Sabbia dentro al cuore, sabbia nel cervello, si insinua tra i ricordi.
Vuoto a perdere fino a che non avrai consumato tutta la pazienza.
Fenice, fenice …il fuoco mi brucia nelle vene.

Seduto in una carrozza piena di fumo che passa veloce attraverso le stazioni in fiamme della mia vita.

L’ultima goccia di birra non ha ancora finito di scendermi giù nella gola che una sensazione di vuoto si impadronisce dei miei pensieri. Mi sento sbilanciato e confuso mentre in sottofondo “Simple man” si conclude con le sue ultime note. Rimane il rumore del motore che aumenta di giri per poi calare velocemente tra una marcia e l’altra.
Una serata è sfumata via così: tra birra, cazzate e foto miste a peperoncino. Non vorrei trovarmi qui. Non provo più soddisfazione nel non avere nulla da dire. Non provo più soddisfazione nel parlare dei vecchi tempi. Non ricordo più perché faccio tutto questo, perché bevo, perché mi ritrovo ad ubriacarmi fuori di un bar tra gente che nemmeno mi saluta.

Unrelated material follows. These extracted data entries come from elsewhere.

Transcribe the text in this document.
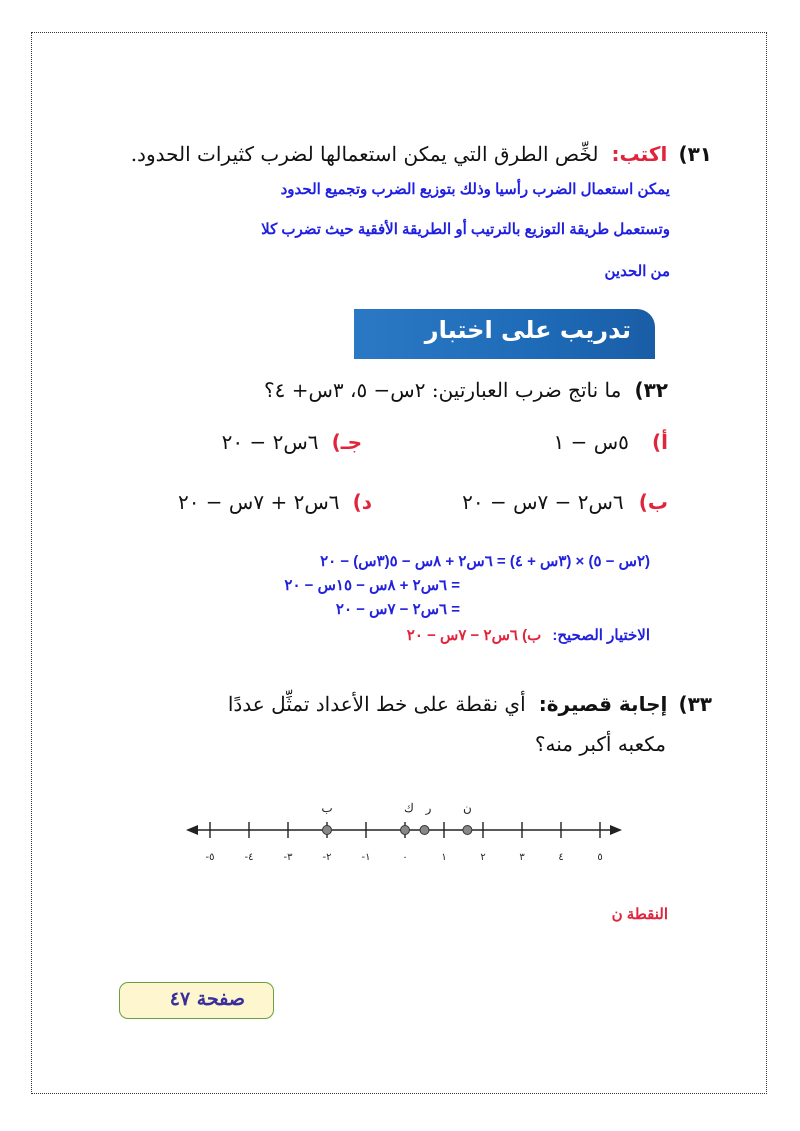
٣١) اكتب: لخِّص الطرق التي يمكن استعمالها لضرب كثيرات الحدود.
يمكن استعمال الضرب رأسيا وذلك بتوزيع الضرب وتجميع الحدود
وتستعمل طريقة التوزيع بالترتيب أو الطريقة الأفقية حيث تضرب كلا
من الحدين
تدريب على اختبار
٣٢) ما ناتج ضرب العبارتين: ٢س− ٥، ٣س+ ٤؟
أ) ٥س − ١
جـ) ٦س٢ − ٢٠
ب) ٦س٢ − ٧س − ٢٠
د) ٦س٢ + ٧س − ٢٠
(٢س − ٥) × (٣س + ٤) = ٦س٢ + ٨س − ٥(٣س) − ٢٠
= ٦س٢ + ٨س − ١٥س − ٢٠
= ٦س٢ − ٧س − ٢٠
الاختيار الصحيح: ب) ٦س٢ − ٧س − ٢٠
٣٣) إجابة قصيرة: أي نقطة على خط الأعداد تمثِّل عددًا
مكعبه أكبر منه؟
٥-	٤-	٣-	٢-	١-	٠	١	٢	٣	٤	٥
ب	ك ر	ن
النقطة ن
صفحة ٤٧
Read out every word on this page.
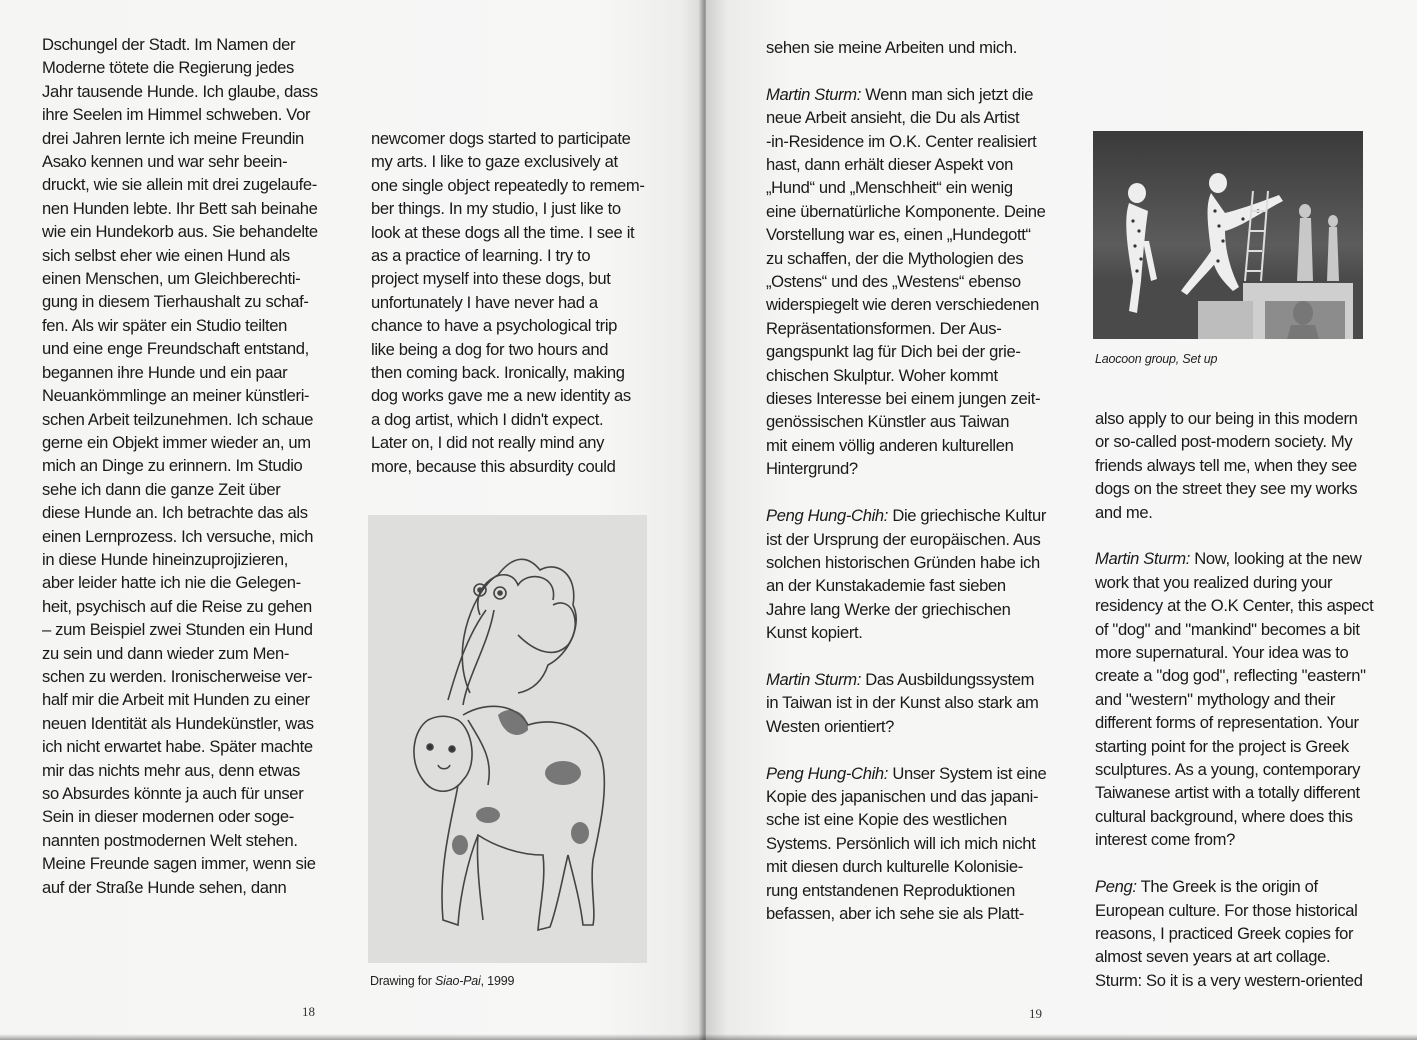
Dschungel der Stadt. Im Namen der
Moderne tötete die Regierung jedes
Jahr tausende Hunde. Ich glaube, dass
ihre Seelen im Himmel schweben. Vor
drei Jahren lernte ich meine Freundin
Asako kennen und war sehr beein-
druckt, wie sie allein mit drei zugelaufe-
nen Hunden lebte. Ihr Bett sah beinahe
wie ein Hundekorb aus. Sie behandelte
sich selbst eher wie einen Hund als
einen Menschen, um Gleichberechti-
gung in diesem Tierhaushalt zu schaf-
fen. Als wir später ein Studio teilten
und eine enge Freundschaft entstand,
begannen ihre Hunde und ein paar
Neuankömmlinge an meiner künstleri-
schen Arbeit teilzunehmen. Ich schaue
gerne ein Objekt immer wieder an, um
mich an Dinge zu erinnern. Im Studio
sehe ich dann die ganze Zeit über
diese Hunde an. Ich betrachte das als
einen Lernprozess. Ich versuche, mich
in diese Hunde hineinzuprojizieren,
aber leider hatte ich nie die Gelegen-
heit, psychisch auf die Reise zu gehen
– zum Beispiel zwei Stunden ein Hund
zu sein und dann wieder zum Men-
schen zu werden. Ironischerweise ver-
half mir die Arbeit mit Hunden zu einer
neuen Identität als Hundekünstler, was
ich nicht erwartet habe. Später machte
mir das nichts mehr aus, denn etwas
so Absurdes könnte ja auch für unser
Sein in dieser modernen oder soge-
nannten postmodernen Welt stehen.
Meine Freunde sagen immer, wenn sie
auf der Straße Hunde sehen, dann
newcomer dogs started to participate
my arts. I like to gaze exclusively at
one single object repeatedly to remem-
ber things. In my studio, I just like to
look at these dogs all the time. I see it
as a practice of learning. I try to
project myself into these dogs, but
unfortunately I have never had a
chance to have a psychological trip
like being a dog for two hours and
then coming back. Ironically, making
dog works gave me a new identity as
a dog artist, which I didn't expect.
Later on, I did not really mind any
more, because this absurdity could
Drawing for Siao-Pai, 1999
18

sehen sie meine Arbeiten und mich.

Martin Sturm: Wenn man sich jetzt die
neue Arbeit ansieht, die Du als Artist
-in-Residence im O.K. Center realisiert
hast, dann erhält dieser Aspekt von
„Hund“ und „Menschheit“ ein wenig
eine übernatürliche Komponente. Deine
Vorstellung war es, einen „Hundegott“
zu schaffen, der die Mythologien des
„Ostens“ und des „Westens“ ebenso
widerspiegelt wie deren verschiedenen
Repräsentationsformen. Der Aus-
gangspunkt lag für Dich bei der grie-
chischen Skulptur. Woher kommt
dieses Interesse bei einem jungen zeit-
genössischen Künstler aus Taiwan
mit einem völlig anderen kulturellen
Hintergrund?

Peng Hung-Chih: Die griechische Kultur
ist der Ursprung der europäischen. Aus
solchen historischen Gründen habe ich
an der Kunstakademie fast sieben
Jahre lang Werke der griechischen
Kunst kopiert.

Martin Sturm: Das Ausbildungssystem
in Taiwan ist in der Kunst also stark am
Westen orientiert?

Peng Hung-Chih: Unser System ist eine
Kopie des japanischen und das japani-
sche ist eine Kopie des westlichen
Systems. Persönlich will ich mich nicht
mit diesen durch kulturelle Kolonisie-
rung entstandenen Reproduktionen
befassen, aber ich sehe sie als Platt-

Laocoon group, Set up

also apply to our being in this modern
or so-called post-modern society. My
friends always tell me, when they see
dogs on the street they see my works
and me.

Martin Sturm: Now, looking at the new
work that you realized during your
residency at the O.K Center, this aspect
of "dog" and "mankind" becomes a bit
more supernatural. Your idea was to
create a "dog god", reflecting "eastern"
and "western" mythology and their
different forms of representation. Your
starting point for the project is Greek
sculptures. As a young, contemporary
Taiwanese artist with a totally different
cultural background, where does this
interest come from?

Peng: The Greek is the origin of
European culture. For those historical
reasons, I practiced Greek copies for
almost seven years at art collage.
Sturm: So it is a very western-oriented

19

Non ricordo più il perché della voglia di fuggire via dalle situazioni che mi si parano davanti. Non riesco a non essere spietato nei giudizi verso gli altri, e ancor più non riesco ad avere pietà nel giudizio che ho verso me stesso.
Ciclicamente mi ritrovo a fare questi pensieri, ciclicamente mi ritrovo a scandagliare quel che ho dentro, ad annaspare nella melassa densa e appiccicosa come petrolio che emerge dalla sabbia dei miei pensieri.
E mentre il tempo gira con noncuranza le pagine del libro che sto scrivendo, provo a fermare con le parole quel che sento, ma i binari mi portano via, non mi lasciano scorgere  la destinazione e mi vedo seduto in una carrozza piena di fumo che passa veloce attraverso le stazioni in fiamme della mia vita.
Il fumo mi penetra nei polmoni, entra in circolo nel sangue paralizza le mie mani facendole formicolare.
…la testa continua ad essere sbilanciata e confusa mentre l’ultima goccia di birra scorre lenta ed inesorabile giù per la gola.